上流に渓流があるダム湖では、イワナなどの渓流魚や渓流から降りてきてダム湖で育った、
いわゆる湖さんのサクラマス(サツキマス)も見られます。
ダムの規模と特徴
ダムの規模は大小様々ではありますが、一般的には15m以上の堤型の構造物を有するものをダムと呼び、その上にある貯水池をダム湖と呼びます。
堤が15mにも満たない貯水池は溜池や堰堤と呼ばれるのが一般的です。
ダム湖では、最下流にあるダムと、上流にある流れこみからできています。
もともと川をでき止めて造られたダム湖の形状は火山や噴火口などに水が溜まってできた天然の湖のような単純な形とは異なり、
河川の形に沿った木の枝状をしていることが多く、岬やワンドなどが複雑に入り組んだ地形となっているのが特徴です。
ダム湖は、湖内の流速が早く、河川に近い性質を持つ「流れダム湖」と、湖内の流速が遅く、止水の湖に近い性質を持つ「とまりダム湖」にと分類されます。
流れダム湖は、夏季においても湖底まで酸素が行き渡りますが、
とまりダム湖では夏季に水温が急激に変化する層(サーモクライン)が形成されて、表層と深層の間に壁ができたような状態になります。
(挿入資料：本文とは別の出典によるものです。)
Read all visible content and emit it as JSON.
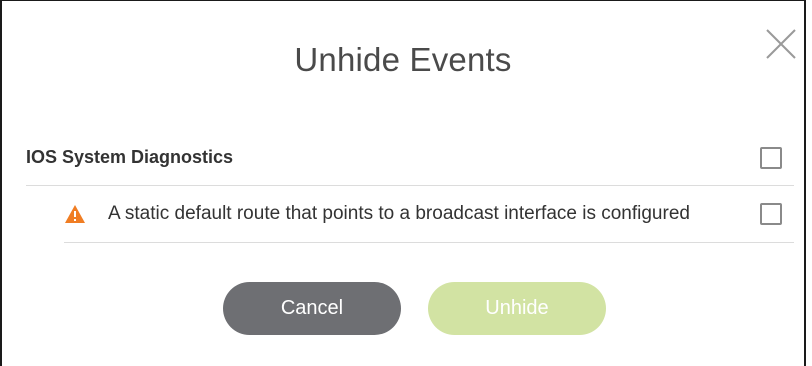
{
  "dialog": {
    "title": "Unhide Events",
    "close_icon": "close-icon"
  },
  "section": {
    "title": "IOS System Diagnostics",
    "checked": false
  },
  "events": [
    {
      "icon": "warning-icon",
      "icon_color": "#f07d23",
      "text": "A static default route that points to a broadcast interface is configured",
      "checked": false
    }
  ],
  "buttons": {
    "cancel_label": "Cancel",
    "unhide_label": "Unhide",
    "unhide_disabled": true
  },
  "colors": {
    "cancel_bg": "#6e6f73",
    "unhide_bg_disabled": "#d2e3a3",
    "warning": "#f07d23"
  }
}
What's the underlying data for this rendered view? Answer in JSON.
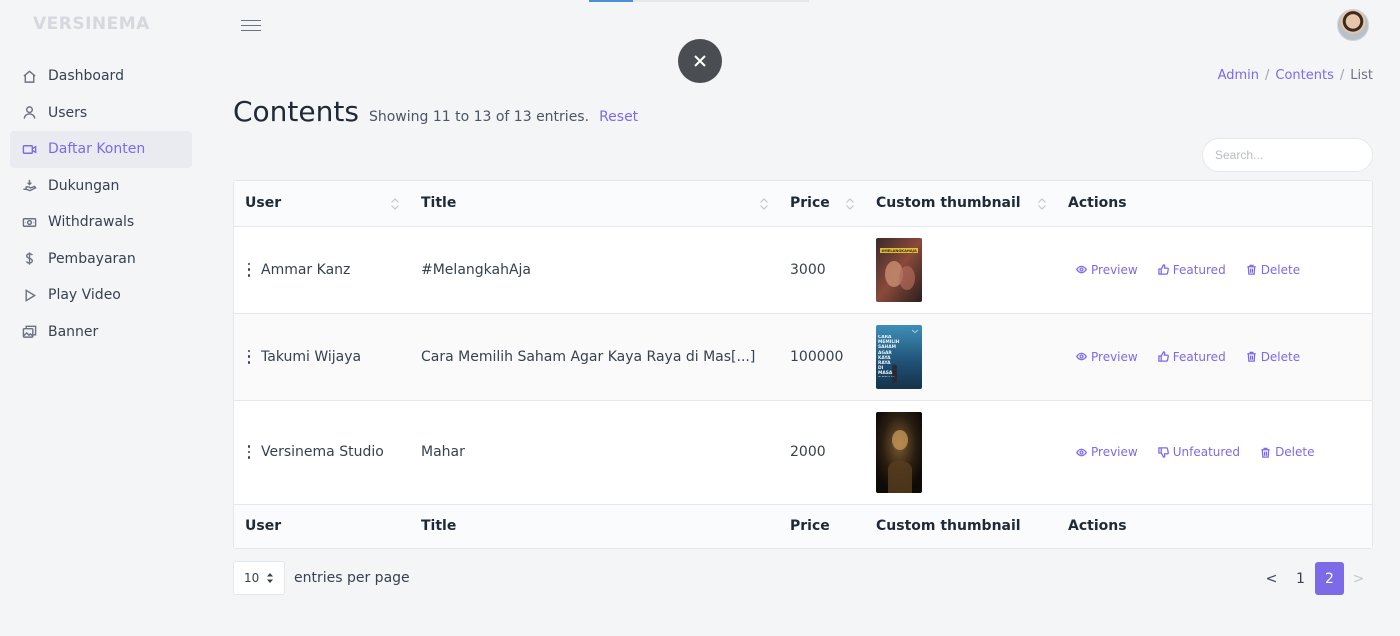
{
  "brand": "VERSINEMA",
  "sidebar": {
    "items": [
      {
        "label": "Dashboard",
        "icon": "home-icon"
      },
      {
        "label": "Users",
        "icon": "user-icon"
      },
      {
        "label": "Daftar Konten",
        "icon": "video-camera-icon",
        "active": true
      },
      {
        "label": "Dukungan",
        "icon": "hand-coin-icon"
      },
      {
        "label": "Withdrawals",
        "icon": "money-bill-icon"
      },
      {
        "label": "Pembayaran",
        "icon": "dollar-icon"
      },
      {
        "label": "Play Video",
        "icon": "play-icon"
      },
      {
        "label": "Banner",
        "icon": "image-gallery-icon"
      }
    ]
  },
  "top_progress": 0.2,
  "breadcrumb": {
    "admin": "Admin",
    "contents": "Contents",
    "current": "List",
    "separator": "/"
  },
  "page": {
    "title": "Contents",
    "entries_info": "Showing 11 to 13 of 13 entries.",
    "reset": "Reset"
  },
  "search": {
    "placeholder": "Search...",
    "value": ""
  },
  "table": {
    "headers": {
      "user": "User",
      "title": "Title",
      "price": "Price",
      "thumb": "Custom thumbnail",
      "actions": "Actions"
    },
    "rows": [
      {
        "user": "Ammar Kanz",
        "title": "#MelangkahAja",
        "price": "3000",
        "thumb_label": "#MELANGKAHAJA",
        "preview": "Preview",
        "feature": "Featured",
        "delete": "Delete"
      },
      {
        "user": "Takumi Wijaya",
        "title": "Cara Memilih Saham Agar Kaya Raya di Mas[...]",
        "price": "100000",
        "thumb_label": "CARA MEMILIH SAHAM AGAR KAYA RAYA DI MASA DEPAN",
        "preview": "Preview",
        "feature": "Featured",
        "delete": "Delete"
      },
      {
        "user": "Versinema Studio",
        "title": "Mahar",
        "price": "2000",
        "thumb_label": "",
        "preview": "Preview",
        "feature": "Unfeatured",
        "delete": "Delete"
      }
    ]
  },
  "footer": {
    "per_page_value": "10",
    "per_page_label": "entries per page",
    "pagination": {
      "prev": "<",
      "pages": [
        "1",
        "2"
      ],
      "active": "2",
      "next": ">"
    }
  },
  "colors": {
    "accent": "#7c6ae6",
    "text": "#374151"
  }
}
結果、水温の低い深層部分まで酸素が行き渡らなくなり、固定の酸素は欠乏します。
さらにこれが秋になりますと、表層の水温低下に伴って水質の悪い深層の水が上昇するターンオーバー現状が起きます。
しかし、流れダム湖においても、貯水容量の大きいダム湖では、下流のダム堤体付近に止水帯ができるので、
季節や天候などの状況により大きく水質が異なり、上流と下流でかなり大きな差が出ることもあります。
ダム湖の水位と水環境
利用目的によって頻度は異なりますが、ダム湖は定期的に放水を行いますので、季節ごとの水位の変化が著しく、
梅雨時などの降水の多い時期には多くの水がためられるように、あらかじめ水位を下げておくことが多いです。
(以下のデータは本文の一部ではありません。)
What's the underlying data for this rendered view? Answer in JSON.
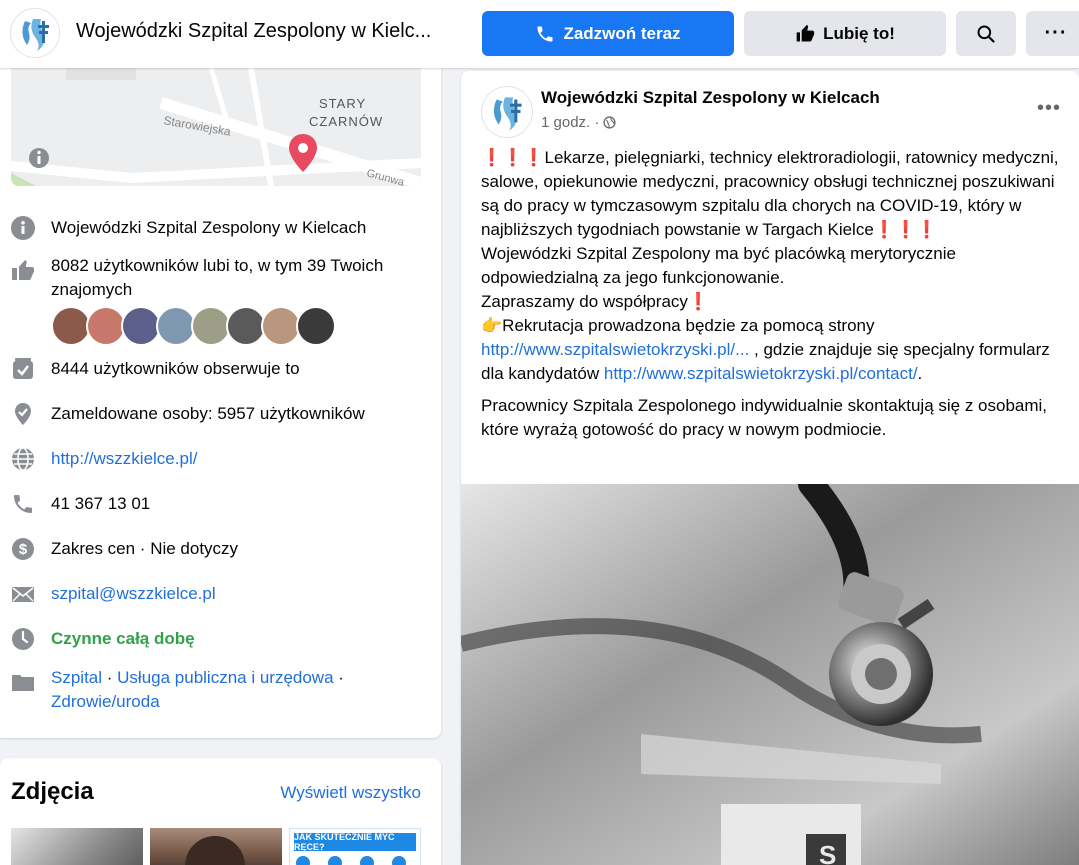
{
  "header": {
    "title": "Wojewódzki Szpital Zespolony w Kielc...",
    "call_label": "Zadzwoń teraz",
    "like_label": "Lubię to!",
    "more_icon": "···"
  },
  "map": {
    "labels": [
      "Starowiejska",
      "STARY",
      "CZARNÓW",
      "Grunwa"
    ]
  },
  "info": {
    "name": "Wojewódzki Szpital Zespolony w Kielcach",
    "likes_line1": "8082 użytkowników lubi to, w tym 39 Twoich",
    "likes_line2": "znajomych",
    "followers": "8444 użytkowników obserwuje to",
    "checkins": "Zameldowane osoby: 5957 użytkowników",
    "website": "http://wszzkielce.pl/",
    "phone": "41 367 13 01",
    "price": "Zakres cen · Nie dotyczy",
    "email": "szpital@wszzkielce.pl",
    "hours": "Czynne całą dobę",
    "category1": "Szpital",
    "category_sep1": " · ",
    "category2": "Usługa publiczna i urzędowa",
    "category_sep2": " ·",
    "category3": "Zdrowie/uroda"
  },
  "photos": {
    "title": "Zdjęcia",
    "view_all": "Wyświetl wszystko",
    "thumb3_text": "JAK SKUTECZNIE MYĆ RĘCE?"
  },
  "post": {
    "author": "Wojewódzki Szpital Zespolony w Kielcach",
    "time": "1 godz. ·",
    "line1": "❗❗❗Lekarze, pielęgniarki, technicy elektroradiologii, ratownicy medyczni, salowe, opiekunowie medyczni, pracownicy obsługi technicznej poszukiwani są do pracy w tymczasowym szpitalu dla chorych na COVID-19, który w najbliższych tygodniach powstanie w Targach Kielce❗❗❗",
    "line2": "Wojewódzki Szpital Zespolony ma być placówką merytorycznie odpowiedzialną za jego funkcjonowanie.",
    "line3": "Zapraszamy do współpracy❗",
    "line4_prefix": "👉Rekrutacja prowadzona będzie za pomocą strony",
    "link1": "http://www.szpitalswietokrzyski.pl/...",
    "line4_mid": " , gdzie znajduje się specjalny formularz dla kandydatów ",
    "link2": "http://www.szpitalswietokrzyski.pl/contact/",
    "line4_end": ".",
    "line5": "Pracownicy Szpitala Zespolonego indywidualnie skontaktują się z osobami, które wyrażą gotowość do pracy w nowym podmiocie."
  },
  "colors": {
    "accent": "#1877f2",
    "link": "#216fdb",
    "green": "#31a24c"
  }
}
そのため、天然の湖のように水位は安定していないので、中には年間を通して10m以上も水位が増減するダム湖もあります。
ダム湖では、水位や風向き、水流などの要因によって、水域ごとの環境の差が生じた湾内、流れ込みで、
水質やプランクトンを食べる小型魚を狙う場合はもちろんですが、肉食性の魚を狙うときにもこれらの要因にも注目することが大切です。
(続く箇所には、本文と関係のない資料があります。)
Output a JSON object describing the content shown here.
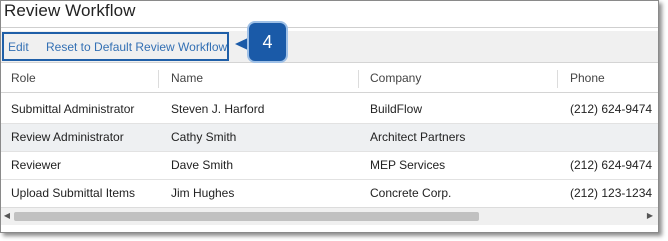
{
  "panel": {
    "title": "Review Workflow"
  },
  "toolbar": {
    "edit_label": "Edit",
    "reset_label": "Reset to Default Review Workflow"
  },
  "callout": {
    "number": "4",
    "color": "#1a5aa8"
  },
  "grid": {
    "columns": [
      "Role",
      "Name",
      "Company",
      "Phone"
    ],
    "rows": [
      {
        "role": "Submittal Administrator",
        "name": "Steven J. Harford",
        "company": "BuildFlow",
        "phone": "(212) 624-9474"
      },
      {
        "role": "Review Administrator",
        "name": "Cathy Smith",
        "company": "Architect Partners",
        "phone": ""
      },
      {
        "role": "Reviewer",
        "name": "Dave Smith",
        "company": "MEP Services",
        "phone": "(212) 624-9474"
      },
      {
        "role": "Upload Submittal Items",
        "name": "Jim Hughes",
        "company": "Concrete Corp.",
        "phone": "(212) 123-1234"
      }
    ]
  },
  "scrollbar": {
    "left_icon": "arrow-left-icon",
    "right_icon": "arrow-right-icon"
  }
}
そして、大雨が降った後には流域の河川から湖内へ濁りが入ってしまい、釣りが行いにくくなることもありますが、
ダム湖では、天然の湖に比べて水の循環が速く、場所によっては数日で湖水が入れ替わるところもあります。
濁りは上流部や流れ込み付近から収まっていきます。
ダム湖の魚が生息しているポイント
ダム湖で魚が生息しているポイントとしては、ボートの桟橋、岬、湾、流れ込み、立木やオーバーハングといった陸上から見える地形の変化と、
水中にあるそこの起伏やカケアガリ、ブレークラインなどが挙げられます。
もともと山間の谷筋に水を溜めたダム湖では、山裾の地形がそのまま水中へと続いていくので、
岬先端の水中は馬の背になっていると考えられます。
また、大きな湾の最も奥には川の流れ込み周辺は流砂によって水深が浅くなっていることがほとんどです。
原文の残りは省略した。